China's Economic Reforms to Impact Sovereign Rating in Asia
Source: View: 262 Date: 2014-01-21

China’s economic reform is one of the key issues that will impact sovereign ratings and growth prospects of developing Asian economies this year, according to a global credit rating agency.

In its latest reports "2014 Outlook: Emerging Asia Sovereigns" and "Asia-Pacific Sovereign Overview," Fitch Ratings forecasts the emerging Asian region to expand 6.5 percent in 2014 - the strongest growth of any global region. If regional giants China and India are excluded, the agency projects growth in Emerging Asia to be 5.1 percent.

Fitch said seven of nine emerging Asian sovereigns are on a Stable Outlook.

Andrew Colquhoun, Head of Asia-Pacific Sovereign Ratings, said China’s rebalancing and reform are among the "three broad themes in play for 2014" for emerging Asian economies.

Colquhoun said in a recent analysts briefing that these economic reforms will alter the path of China’s trade and consequently its role in the global economy.

"The key factor here is the (Chinese) authorities’ commitment to rebalancing and reform," he said.

China has emerged as the world’s second-largest economy thanks to credit and exports which powered its rapid growth for the past few decades. The National Bureau of Statistics said China has contributed an average of 20 percent to the world’s economic growth annually since the 2008 financial crisis.

Last November, the Third Plenary Session of the 18th Central Committee of the Communist Party of China (CPC) announced China would deepen its economic reform to ensure the market would play a "decisive" role in allocating resources. The country’s senior leaders also pledged that China will focus more on innovation and the quality and efficiency of the economy.

Apart from China’s economic reforms, Fitch said the tapering of the US Federal Reserve’s bond-buying program and policy management in India and Indonesia will impact emerging Asian economies this year.

Economies that need more external funding and have less resilient policy frameworks will be hurt by the US Fed’s decision to wind down its extraordinary policy support as this will encourage investors to leave emerging markets and shift their funds back to developed economies. India and Indonesia, which are both dealing with weaker currencies, rising inflation and current account deficits, need better fiscal and policy management to protect their sovereign credit profiles from external stresses.

Fitch is also monitoring how domestic political tensions will affect developing Asia.

"Domestic political uncertainty could affect credit profiles by impeding reform. Structural reforms that underpin the prospects for sustained growth without major imbalances would strengthen credit profiles, and could lay the foundation for future positive rating actions across the region," Fitch said.

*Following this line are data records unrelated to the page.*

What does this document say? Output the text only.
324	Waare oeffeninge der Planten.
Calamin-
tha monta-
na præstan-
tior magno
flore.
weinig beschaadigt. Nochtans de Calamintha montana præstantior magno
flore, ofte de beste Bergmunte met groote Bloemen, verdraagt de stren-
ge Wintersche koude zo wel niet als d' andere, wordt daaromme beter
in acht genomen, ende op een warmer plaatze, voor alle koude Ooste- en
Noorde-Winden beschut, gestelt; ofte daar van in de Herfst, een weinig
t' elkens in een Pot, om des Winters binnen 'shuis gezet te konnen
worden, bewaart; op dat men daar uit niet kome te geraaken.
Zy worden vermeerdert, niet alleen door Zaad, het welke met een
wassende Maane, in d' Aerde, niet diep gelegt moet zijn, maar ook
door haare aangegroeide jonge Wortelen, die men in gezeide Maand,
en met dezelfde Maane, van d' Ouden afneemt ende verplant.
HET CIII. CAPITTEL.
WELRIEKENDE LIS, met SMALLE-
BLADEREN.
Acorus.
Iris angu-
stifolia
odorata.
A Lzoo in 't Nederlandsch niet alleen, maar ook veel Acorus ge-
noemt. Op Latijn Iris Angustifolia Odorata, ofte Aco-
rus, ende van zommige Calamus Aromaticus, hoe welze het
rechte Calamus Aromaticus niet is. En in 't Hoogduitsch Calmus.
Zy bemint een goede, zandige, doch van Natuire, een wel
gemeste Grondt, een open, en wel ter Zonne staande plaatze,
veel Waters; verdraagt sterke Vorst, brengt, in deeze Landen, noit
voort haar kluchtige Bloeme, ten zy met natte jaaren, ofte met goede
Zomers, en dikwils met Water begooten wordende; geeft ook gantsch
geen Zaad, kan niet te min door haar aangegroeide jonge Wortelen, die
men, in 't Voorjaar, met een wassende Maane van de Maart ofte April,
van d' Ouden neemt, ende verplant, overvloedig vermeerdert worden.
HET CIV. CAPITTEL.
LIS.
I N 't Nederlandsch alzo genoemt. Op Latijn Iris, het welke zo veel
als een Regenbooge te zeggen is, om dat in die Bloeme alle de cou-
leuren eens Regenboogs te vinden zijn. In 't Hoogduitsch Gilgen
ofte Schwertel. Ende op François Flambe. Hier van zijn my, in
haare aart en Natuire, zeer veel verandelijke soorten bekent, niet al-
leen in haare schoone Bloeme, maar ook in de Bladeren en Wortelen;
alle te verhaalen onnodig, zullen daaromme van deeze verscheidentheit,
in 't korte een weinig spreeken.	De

Of the nine emerging Asian Sovereigns included in Fitch’s report, only Malaysia (A-) and Mongolia (B+) are on Negative Outlook. Malaysia is facing a current account and fiscal deficit while Mongolia’s loose policy settings is threatening its economic stability.

Art Woo, director of Fitch Ratings, said Fitch has acknowledged the Malaysian government’s plan to curb public spending. But he noted that that Fitch would like to see how these measures will be implemented and sustained.